Dans cette monographie de la presse parisienne, Balzac distingue plusieurs variétés de journalistes-hommes d’Etat. Celle qui suit est « l’Attaché ». Qui, bien entendu, est une oeuvre de pure imagination et ne saurait être confondue avec quelque personnalité qui prétendrait s’y reconnaître.J’ajoute, faut-il le préciser?, qu’il s’agit là d’un  » archétype  » social dont la vêture politique est indifférente à celle utilisée par Balzac dans cette miniature. Le propre du  » génie « , en littérature comme en d’autres domaines, étant de nous  » informer  » sur le caractère universel de certaines de nos pratiques sociales. Entre autres comportements propres à notre espèce…

 

 

…« Dans certains journaux à convictions (voyez plus bas), des gens désintéressés qui vivent, moralement parlant, par un système auquel ils ont voué leur vie, des gens à lunettes vertes,jaunes, bleues ou rouges, et qui meurent avec leurs besicles sur le nez, sont attachés au journal. On dit d’eux : « Il est attaché à tel journal. » Ces gens n’y sont souvent rien, ils en sont quelquefois les conseils, ils en sont souvent l’homme d’action. Aussi sont-ils toujours connus par l’énergie de leurs principes. Dans les journauxde l’Opposition ou radicaux,

ils inventent des coups de Jarnac à porter au pouvoir ; ils sont les chevilles ouvrières des coalitions, ils découvrent les actes arbitraires, ils se portent dans les départements aux élections menacées, ils troublent le sommeil des ministres en les taquinant. On leur doit les questions palpitantes, et les actualités : la réforme électorale, le vote de la garde nationale, des pétitions à la Chambre, etc. Ces gens de coeur sont les tirailleurs, les chasseurs de Vincennes de la presse; ils prennent des positions politiques dans leur parti, jusqu’à ce que, lassés de faire le pied de grue dans leurs positions, ils s’aperçoivent qu’ils sont les dupes d’une idée, des hommes ou des choses, et qu’il n’y a rien d’ingrat comme une idée, une chose et un parti; car un parti, c’est une idée appuyée par les choses. Il y a parmi eux des entêtés qui passent pour des hommes d’un beau caractère, des hommes solides, des hommes sur lesquels on peut compter. Quand, plus tard, on va chercher ces Attachés, on les trouve attachés à leur femme et à leurs enfants, jetés dans un commerce quelconque et tout-à-fait désabusés sur l’avenir du pays. Le parti républicain surveille ses Attachés, il les entretient dans leurs illusions. Un jour, un républicain rencontre son ami sur le boulevard, un ami que son attachement aux doctrines populaires maintenait dans une maigreur d’étique.
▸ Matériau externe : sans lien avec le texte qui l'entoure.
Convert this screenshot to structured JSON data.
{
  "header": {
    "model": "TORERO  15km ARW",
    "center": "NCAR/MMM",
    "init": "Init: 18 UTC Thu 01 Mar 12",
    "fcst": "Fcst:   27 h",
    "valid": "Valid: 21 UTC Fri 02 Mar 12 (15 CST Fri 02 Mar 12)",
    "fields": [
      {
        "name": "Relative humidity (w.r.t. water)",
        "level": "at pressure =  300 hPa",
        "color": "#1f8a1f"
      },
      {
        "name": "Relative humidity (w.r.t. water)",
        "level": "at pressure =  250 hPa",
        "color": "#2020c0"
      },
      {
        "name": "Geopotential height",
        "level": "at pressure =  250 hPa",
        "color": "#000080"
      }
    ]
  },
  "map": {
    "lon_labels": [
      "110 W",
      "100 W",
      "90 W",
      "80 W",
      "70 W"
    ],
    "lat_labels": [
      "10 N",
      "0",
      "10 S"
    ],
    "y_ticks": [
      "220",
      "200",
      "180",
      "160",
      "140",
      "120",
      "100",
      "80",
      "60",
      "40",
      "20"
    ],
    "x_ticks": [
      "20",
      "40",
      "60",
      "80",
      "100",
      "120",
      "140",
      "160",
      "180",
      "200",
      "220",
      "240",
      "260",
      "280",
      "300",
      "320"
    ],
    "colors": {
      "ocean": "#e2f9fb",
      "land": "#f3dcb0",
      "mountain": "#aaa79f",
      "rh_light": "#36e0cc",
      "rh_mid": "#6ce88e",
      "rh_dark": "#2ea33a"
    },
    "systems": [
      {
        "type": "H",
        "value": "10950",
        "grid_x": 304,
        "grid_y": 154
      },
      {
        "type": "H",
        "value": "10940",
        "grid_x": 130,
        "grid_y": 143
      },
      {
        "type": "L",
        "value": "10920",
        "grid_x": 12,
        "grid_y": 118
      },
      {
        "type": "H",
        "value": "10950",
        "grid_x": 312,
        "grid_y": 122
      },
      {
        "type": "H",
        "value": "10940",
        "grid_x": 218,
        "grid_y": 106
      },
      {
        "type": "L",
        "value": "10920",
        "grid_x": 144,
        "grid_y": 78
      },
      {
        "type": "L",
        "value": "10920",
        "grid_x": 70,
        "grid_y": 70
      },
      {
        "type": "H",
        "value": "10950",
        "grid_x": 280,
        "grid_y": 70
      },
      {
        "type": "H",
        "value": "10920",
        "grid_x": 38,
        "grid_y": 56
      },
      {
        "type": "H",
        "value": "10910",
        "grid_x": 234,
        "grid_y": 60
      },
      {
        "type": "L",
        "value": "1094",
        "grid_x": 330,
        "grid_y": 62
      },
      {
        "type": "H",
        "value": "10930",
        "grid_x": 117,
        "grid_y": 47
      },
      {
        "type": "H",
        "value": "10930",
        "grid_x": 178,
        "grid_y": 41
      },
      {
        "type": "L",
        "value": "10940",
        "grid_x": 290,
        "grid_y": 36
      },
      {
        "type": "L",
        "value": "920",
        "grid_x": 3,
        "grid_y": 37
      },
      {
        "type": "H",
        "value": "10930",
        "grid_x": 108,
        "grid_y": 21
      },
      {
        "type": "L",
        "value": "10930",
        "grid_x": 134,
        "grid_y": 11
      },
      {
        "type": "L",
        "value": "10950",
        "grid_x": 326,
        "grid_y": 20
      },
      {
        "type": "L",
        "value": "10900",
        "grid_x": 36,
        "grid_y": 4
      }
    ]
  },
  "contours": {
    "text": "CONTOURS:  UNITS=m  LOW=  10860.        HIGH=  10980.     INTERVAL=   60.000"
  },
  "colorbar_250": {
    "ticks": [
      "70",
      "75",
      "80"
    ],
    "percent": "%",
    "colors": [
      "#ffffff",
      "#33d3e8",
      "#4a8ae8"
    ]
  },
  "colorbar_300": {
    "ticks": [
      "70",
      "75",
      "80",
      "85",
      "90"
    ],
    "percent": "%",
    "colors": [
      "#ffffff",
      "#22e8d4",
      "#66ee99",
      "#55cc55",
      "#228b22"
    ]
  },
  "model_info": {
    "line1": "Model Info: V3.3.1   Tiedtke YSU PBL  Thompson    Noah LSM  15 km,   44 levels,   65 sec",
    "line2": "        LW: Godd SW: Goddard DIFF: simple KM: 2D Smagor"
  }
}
— Tu t’es vendu! lui dit-il en le regardant.

— Moi?

— Oui, je te trouve engraissé ! »…

 

Pages 27 et 28 de l’excellente version numérique proposée par les éditions du Boucher

TROISIÈME VARIÉTÉ

 

La vérité de Thomas Legrand.

Rares sont les occasions de lire sous la plume d’un journaliste la vérité de son métier. Comment il participe, en toute conscience, au théâtre d’ombres du jeu politique et social en masquant la réalité de son exercice. A la manière de ces acteurs dont Aristote disaient déjà qu’ils devaient savoir incarner les deux grandes passions humaines que sont la terreur et la pitié (les peurs de l’avenir et les souffrances du présent…) afin d’attirer le maximum de spectateurs dans la fosse. Thomas Legrand lève le voile dans cet article , qui devrait être étudié dans toutes les écoles et dont je vous livre ici un extrait. Reste une question : sommes-nous prêts à regarder cette vérité là en face. Au risque de s’y brûler les yeux !

 

« Les manifestations ont eu lieu, le Président a répondu, et les leaders syndicaux aussi… Et la mécanique répétitive, lassante du dialogue social de sourds ou de dupes, à la française, suit son cours, toujours le même depuis des lustres… Les déclarations de l’exécutif, les réponses des syndicats ressemblent à s’y méprendre aux déclarations de l’exécutif, aux réactions des syndicats, après chaque manifestation d’ampleur, depuis que j’ai l’âge de lire le journal et d’écouter la radio. Et maintenant, je parle à la radio et j’ai l’impression d’avoir déjà lu cent fois ce que je m’apprêtais à écrire et à dire au lendemain des annonces de l’Elysée à la suite de la grève du 7 septembre… Vous allez reconnaître tous ces termes! J’allais jauger, l’air docte, le fameux «rapport de forces» pour savoir qui va gagner: le pouvoir «va-t-il céder?», «la rue va-t-elle faire plier le gouvernement?». Le gouvernement, justement, ou plutôt ce qui en tient lieu, c’est-à-dire l’Elysée, prend acte de la mobilisation, tente de la minimiser mais reconnaît qu’il faut entendre le «message de la rue». Il fait des concessions –il appelle cela des «avancées»–, les syndicats trouvent que «le compte n’y est pas», que le pouvoir reste «sourd à la grogne sociale» et que l’on modifie le texte «à la marge». Vous la connaissez par cœur cette musique. Si la contestation s’amplifie, au pire l’exécutif peut vider la loi de sa substance pour n’en garder l’enveloppe, on dira alors qu’il a «sauvé la face»…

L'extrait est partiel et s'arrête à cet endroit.